I woke up excited to go skiing. It had been a tiring weekend, I was ready to unplug, go wander up a new mountain, and make some turns back down. An hour into the climb we bailed, turned back by terrible skiing conditions, terrifying avalanche conditions, and a general lack of motivation. As we milled around at the car, trying to decide on a Plan B, I realized I didn’t want to go skiing anymore, at all.
All it had taken were a few crappy turns, and a reminder that skiing kills people sometimes, and I was all the way ready to be done. I just wanted to go drink mimosas in the sun. But one of the guys in our group wasn’t done yet, he was gung-ho to ski some more. So he went and cranked out two more laps on a safer slope. And as I drove home I couldn’t help thinking: “That guy really loves skiing more than I do.” Immediately followed by “well, that’s not that surprising, I don’t really love skiing that much.”
I don’t know why it’s taken me this many years of identifying as a “skier” to come to this realization, but man, on the passion scale, I’m a lot closer to the tepid middle than I am to the “I LOVE this sport with every fiber of my being” end of things. And that’s ok, I think.
There’s a lot to love about Skiing, big “S”. There’s a lot to love about skiing, little “s”. And I love plenty of things about both, but I’ve realized over the past few years that I just don’t have the same amount of love for little “s” skiing as a whole bunch of other people do.
Big “S” skiing is the whole damn thing, the entire activity, and everything in its periphery. It’s the locations and the culture and the people and the content and all the rest. And I LOVE big “S” skiing. Sure, we've got plenty of issues we’re working through, and there’s a lot of room to grow, but I love all of the stuff that comes along with being a skier. But when it comes down to it, I love all of that stuff a lot more unconditionally than I love little “s” skiing, the actual feet-in-boots, skis-on-snow, riding-lifts-and-making-turns of it all. I don’t love the act of skiing as much as I love the rest of it.
Sometimes the act of skiing sucks. Sometimes your boots really hurt and your layering isn’t right and your skis feel like crap and the snow is terrible and the lines are long and the light is flat and it just isn’t any fun. Often when that happens, there are redeeming qualities: terrible conditions are a blast with the right people, I’ll tolerate uncomfortable boots if they take me to fun new places. I’ll wait in long lines to ski slush with my friends. But all of those redeeming characteristics are part of big “S” Skiing, not little “s” skiing. And like I said, I love the capital “S” version a lot more.
Maybe that’s part of why I’ve never dreamed of being a professional skier. I’ve never really wanted to even imagine dedicating my life so wholly to the act of skiing. It’s never looked attractive to me, I’ve always known I wasn’t wired for that. And of course, I’m not good enough anyway.

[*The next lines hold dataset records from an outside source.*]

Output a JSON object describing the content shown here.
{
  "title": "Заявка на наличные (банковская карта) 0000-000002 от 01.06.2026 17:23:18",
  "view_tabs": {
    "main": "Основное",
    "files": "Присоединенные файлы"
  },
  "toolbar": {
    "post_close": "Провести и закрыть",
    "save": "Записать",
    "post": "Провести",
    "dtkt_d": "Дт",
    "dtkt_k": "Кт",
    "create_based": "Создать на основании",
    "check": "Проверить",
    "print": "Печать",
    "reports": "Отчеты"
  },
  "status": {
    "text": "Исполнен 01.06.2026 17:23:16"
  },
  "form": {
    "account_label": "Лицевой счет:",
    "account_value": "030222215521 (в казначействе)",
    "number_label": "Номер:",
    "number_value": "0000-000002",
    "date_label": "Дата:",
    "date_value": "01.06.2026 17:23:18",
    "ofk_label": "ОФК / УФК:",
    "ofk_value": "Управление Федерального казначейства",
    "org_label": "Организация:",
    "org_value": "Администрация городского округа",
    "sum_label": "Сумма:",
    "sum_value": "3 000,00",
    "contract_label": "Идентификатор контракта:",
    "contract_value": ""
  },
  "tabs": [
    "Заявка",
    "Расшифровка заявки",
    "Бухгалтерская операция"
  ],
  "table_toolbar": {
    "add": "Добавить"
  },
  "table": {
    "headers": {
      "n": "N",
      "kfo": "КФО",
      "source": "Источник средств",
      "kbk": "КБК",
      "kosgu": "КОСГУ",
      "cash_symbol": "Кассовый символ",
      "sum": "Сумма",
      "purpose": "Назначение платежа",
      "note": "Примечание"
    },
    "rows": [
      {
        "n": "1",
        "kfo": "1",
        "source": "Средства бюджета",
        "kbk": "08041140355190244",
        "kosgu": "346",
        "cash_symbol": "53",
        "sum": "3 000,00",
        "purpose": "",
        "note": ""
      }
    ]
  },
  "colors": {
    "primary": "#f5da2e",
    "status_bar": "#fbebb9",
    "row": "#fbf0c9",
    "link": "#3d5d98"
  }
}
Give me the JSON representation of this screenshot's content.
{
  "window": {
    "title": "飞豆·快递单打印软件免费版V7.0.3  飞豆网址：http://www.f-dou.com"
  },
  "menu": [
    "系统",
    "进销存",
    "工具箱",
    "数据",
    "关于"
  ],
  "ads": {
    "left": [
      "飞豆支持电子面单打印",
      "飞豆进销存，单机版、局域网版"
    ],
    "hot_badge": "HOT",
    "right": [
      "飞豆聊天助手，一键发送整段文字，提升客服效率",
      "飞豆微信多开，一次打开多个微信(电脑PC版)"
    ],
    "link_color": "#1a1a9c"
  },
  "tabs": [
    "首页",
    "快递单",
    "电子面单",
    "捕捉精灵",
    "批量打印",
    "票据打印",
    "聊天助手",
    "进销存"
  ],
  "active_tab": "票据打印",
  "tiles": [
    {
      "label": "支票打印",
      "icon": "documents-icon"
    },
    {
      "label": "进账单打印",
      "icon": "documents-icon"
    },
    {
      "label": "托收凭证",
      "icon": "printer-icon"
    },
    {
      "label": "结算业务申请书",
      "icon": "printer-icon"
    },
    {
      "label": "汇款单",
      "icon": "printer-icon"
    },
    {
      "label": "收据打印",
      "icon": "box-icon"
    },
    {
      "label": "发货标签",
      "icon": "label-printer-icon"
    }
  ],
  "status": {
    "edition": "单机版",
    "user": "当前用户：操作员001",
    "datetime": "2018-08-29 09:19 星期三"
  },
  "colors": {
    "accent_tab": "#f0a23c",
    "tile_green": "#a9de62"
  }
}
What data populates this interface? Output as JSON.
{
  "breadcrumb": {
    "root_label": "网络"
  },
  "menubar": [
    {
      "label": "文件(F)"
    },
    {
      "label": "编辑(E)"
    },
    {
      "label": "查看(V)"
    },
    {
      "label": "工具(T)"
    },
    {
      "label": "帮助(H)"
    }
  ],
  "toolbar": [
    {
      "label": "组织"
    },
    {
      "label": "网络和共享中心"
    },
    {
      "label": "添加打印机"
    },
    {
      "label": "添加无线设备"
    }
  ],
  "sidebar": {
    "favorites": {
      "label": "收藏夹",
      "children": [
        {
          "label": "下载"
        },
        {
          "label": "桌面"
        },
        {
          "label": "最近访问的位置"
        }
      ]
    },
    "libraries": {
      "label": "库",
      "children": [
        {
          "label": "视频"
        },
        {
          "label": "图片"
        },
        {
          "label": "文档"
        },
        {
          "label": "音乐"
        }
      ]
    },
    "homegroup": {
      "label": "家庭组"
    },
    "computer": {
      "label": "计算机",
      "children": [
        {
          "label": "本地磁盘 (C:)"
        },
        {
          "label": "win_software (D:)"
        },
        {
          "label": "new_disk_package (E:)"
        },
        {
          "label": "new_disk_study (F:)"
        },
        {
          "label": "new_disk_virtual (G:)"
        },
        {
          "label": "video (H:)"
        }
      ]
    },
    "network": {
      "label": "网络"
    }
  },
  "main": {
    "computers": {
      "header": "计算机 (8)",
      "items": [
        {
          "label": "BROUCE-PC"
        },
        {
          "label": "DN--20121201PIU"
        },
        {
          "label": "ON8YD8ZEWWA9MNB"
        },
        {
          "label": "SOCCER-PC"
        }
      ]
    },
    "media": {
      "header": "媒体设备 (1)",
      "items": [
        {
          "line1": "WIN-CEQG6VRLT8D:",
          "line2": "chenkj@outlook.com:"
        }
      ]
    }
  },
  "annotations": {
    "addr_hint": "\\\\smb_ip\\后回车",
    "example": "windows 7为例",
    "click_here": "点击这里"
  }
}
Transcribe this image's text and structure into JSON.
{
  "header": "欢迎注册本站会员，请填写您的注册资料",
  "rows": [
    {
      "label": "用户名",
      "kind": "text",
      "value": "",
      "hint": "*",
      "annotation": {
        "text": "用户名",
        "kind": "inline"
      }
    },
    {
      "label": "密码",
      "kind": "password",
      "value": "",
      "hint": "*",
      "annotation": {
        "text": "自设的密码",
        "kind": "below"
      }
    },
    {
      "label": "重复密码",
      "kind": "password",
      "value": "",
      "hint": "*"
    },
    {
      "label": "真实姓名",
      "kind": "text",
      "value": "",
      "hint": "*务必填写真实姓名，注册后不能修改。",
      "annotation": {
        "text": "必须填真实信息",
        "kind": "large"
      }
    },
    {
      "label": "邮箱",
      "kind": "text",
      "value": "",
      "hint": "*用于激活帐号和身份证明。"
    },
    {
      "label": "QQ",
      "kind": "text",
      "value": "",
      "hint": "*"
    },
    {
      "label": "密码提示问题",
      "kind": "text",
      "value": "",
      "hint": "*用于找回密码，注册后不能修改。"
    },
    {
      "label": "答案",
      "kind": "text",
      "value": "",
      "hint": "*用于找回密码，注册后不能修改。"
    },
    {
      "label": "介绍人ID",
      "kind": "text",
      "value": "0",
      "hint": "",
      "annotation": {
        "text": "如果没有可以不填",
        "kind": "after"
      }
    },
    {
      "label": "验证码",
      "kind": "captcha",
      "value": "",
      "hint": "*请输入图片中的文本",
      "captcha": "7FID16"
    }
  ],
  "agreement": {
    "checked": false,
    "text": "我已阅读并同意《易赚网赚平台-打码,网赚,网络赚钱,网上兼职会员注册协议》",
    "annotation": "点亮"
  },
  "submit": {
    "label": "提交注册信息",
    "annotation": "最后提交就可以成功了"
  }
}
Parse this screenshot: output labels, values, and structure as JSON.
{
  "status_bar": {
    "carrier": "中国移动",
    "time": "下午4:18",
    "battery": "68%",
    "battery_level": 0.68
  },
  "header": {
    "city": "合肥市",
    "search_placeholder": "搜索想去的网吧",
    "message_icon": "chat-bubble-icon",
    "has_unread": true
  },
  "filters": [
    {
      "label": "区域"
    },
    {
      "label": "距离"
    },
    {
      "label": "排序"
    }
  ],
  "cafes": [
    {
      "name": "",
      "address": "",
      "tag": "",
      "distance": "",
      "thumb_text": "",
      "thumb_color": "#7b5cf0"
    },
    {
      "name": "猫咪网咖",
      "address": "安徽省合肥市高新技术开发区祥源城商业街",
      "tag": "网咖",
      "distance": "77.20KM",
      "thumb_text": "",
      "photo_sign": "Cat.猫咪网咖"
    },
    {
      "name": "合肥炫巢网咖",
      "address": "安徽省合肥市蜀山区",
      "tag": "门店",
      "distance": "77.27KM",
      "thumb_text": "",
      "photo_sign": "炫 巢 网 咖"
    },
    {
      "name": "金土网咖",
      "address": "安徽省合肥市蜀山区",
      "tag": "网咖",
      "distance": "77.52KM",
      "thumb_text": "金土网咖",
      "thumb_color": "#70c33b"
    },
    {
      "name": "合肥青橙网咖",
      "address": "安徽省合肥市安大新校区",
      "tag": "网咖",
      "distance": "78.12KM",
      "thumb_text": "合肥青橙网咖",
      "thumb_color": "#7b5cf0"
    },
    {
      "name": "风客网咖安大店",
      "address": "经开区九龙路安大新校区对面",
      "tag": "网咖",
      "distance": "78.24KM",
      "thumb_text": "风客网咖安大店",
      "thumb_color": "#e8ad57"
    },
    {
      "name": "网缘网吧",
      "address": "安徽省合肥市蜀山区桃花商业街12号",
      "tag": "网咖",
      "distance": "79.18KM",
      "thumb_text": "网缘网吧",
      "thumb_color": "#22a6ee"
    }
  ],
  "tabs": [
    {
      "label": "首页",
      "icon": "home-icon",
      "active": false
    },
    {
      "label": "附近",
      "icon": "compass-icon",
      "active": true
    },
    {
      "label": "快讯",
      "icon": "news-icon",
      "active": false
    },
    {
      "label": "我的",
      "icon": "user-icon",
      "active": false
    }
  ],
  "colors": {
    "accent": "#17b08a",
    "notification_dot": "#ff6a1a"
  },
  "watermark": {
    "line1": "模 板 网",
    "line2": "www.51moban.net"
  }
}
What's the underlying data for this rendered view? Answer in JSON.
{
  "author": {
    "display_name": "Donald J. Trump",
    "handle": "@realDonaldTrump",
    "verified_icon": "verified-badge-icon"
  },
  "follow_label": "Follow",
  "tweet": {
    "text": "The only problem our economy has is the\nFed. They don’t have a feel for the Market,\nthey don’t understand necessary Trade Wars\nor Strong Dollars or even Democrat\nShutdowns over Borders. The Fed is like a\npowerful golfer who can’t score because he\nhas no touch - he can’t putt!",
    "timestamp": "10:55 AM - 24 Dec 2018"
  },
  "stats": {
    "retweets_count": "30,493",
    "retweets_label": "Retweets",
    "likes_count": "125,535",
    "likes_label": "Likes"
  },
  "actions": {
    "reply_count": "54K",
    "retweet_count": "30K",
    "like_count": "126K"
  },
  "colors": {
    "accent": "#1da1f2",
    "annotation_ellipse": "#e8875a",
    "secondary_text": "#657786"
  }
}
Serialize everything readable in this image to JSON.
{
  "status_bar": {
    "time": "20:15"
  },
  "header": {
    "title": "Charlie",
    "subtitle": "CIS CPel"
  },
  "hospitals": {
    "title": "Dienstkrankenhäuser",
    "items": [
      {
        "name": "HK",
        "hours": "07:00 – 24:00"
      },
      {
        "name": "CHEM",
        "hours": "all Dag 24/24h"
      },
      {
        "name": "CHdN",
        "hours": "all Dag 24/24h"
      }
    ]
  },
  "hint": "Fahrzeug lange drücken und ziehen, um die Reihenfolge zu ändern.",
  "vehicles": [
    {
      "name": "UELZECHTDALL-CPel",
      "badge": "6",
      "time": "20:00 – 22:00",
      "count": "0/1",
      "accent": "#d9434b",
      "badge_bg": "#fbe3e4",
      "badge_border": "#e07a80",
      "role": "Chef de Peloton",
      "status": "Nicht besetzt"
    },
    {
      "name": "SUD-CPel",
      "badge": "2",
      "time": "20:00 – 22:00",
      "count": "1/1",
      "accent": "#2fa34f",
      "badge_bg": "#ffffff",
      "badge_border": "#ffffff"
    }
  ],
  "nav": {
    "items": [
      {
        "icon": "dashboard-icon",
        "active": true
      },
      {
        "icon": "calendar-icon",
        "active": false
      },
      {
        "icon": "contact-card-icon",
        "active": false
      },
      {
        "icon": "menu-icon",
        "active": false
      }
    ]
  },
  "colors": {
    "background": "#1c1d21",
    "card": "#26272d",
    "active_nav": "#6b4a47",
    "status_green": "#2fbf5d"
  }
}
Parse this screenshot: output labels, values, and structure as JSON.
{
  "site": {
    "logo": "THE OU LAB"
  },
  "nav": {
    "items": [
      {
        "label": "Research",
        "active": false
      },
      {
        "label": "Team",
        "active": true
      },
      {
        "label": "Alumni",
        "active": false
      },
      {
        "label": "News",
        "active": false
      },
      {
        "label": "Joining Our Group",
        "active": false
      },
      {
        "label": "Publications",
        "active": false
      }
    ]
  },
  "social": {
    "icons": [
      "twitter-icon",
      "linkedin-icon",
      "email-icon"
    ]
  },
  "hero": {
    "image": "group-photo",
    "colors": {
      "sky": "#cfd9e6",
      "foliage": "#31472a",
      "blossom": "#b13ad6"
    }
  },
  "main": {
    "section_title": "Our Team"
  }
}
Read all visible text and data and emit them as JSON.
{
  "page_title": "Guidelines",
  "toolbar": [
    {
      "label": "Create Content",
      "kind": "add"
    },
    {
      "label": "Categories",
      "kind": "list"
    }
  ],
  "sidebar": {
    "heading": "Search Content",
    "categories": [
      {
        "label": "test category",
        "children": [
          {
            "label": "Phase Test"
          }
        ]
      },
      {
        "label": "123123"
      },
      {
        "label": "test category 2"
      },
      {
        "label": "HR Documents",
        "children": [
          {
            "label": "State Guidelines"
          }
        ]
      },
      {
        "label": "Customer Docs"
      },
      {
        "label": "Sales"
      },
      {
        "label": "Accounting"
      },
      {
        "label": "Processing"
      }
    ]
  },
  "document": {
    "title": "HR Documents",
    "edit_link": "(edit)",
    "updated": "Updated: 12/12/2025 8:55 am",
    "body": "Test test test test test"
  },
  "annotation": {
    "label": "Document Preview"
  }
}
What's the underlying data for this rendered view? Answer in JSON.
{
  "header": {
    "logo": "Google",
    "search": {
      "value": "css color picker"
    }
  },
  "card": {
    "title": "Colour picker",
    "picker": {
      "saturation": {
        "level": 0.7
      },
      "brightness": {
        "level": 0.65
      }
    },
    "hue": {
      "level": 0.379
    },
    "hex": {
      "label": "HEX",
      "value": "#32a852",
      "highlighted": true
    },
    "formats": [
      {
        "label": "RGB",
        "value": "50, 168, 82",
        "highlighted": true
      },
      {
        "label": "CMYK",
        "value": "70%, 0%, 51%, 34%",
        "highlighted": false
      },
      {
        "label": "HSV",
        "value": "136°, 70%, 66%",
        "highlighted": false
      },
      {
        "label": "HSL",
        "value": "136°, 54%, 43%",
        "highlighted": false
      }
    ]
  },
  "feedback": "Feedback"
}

But on the flip side, I’ve always wanted to be a professional in the ski industry, ever since I watched that first Warren Miller DVD that came as the free prize in a box of granola bars. I fell for capital “S” Skiing right away, and I’ve been incredibly driven to make it my life ever since. I learned how to ski my Junior year in high school. Four years later I accepted a full time job in the ski industry. I knew that I wanted to be part of this bigger thing, even if I wasn’t truly obsessed with the very act that this entire industry is built around.
I was reminded of that a couple of weeks ago when I ditched partway through a perfectly good fresh snow day to go paint instead. I just wasn’t meshing well with my skis, wasn’t really feeling it. I didn’t love skiing enough to keep doing it, so I went home to paint it instead.
Maybe the most telling contrast I’ve found is how I feel when I’m drawing and painting. I LOVE illustrating, little “I," the act of making images, of creating visuals. I think about it nearly every waking minute, I want to do it all the time, even when it’s not clicking, when new techniques are frustrating me and dealing with clients burns me out, I want to draw so badly. I love it. And finding something that I love so thoroughly, that I’m so obsessed with has given me context for my relationship with skiing.
But that means I feel like a phony sometimes, creating all this skiing-related content, writing about and drawing it most days of the week. I feel like a fraud occasionally, selling something more than I experience. I’m (literally) painting this picture of what I imagine skiing to be, even though I know it’s not fully all that to me. That’s ok though, I think, because skiing is so rarely just about the act, the little “s” and it’s near impossible to separate that act from the broader culture. So even when I’m a little burnt out on making turns on snow, I’m still in love with the world in which that is possible, in which skiing is the norm.
I think it’s ok if you don’t really love skiing that much, but think of yourself as a skier. I think it’s just fine to be a not-very-good skier who is obsessed with skiing. And I’m happy for anyone who is so in love with the act, the sensation of skiing that they can center their life around it. Skiing is fun, let’s go slide around a little.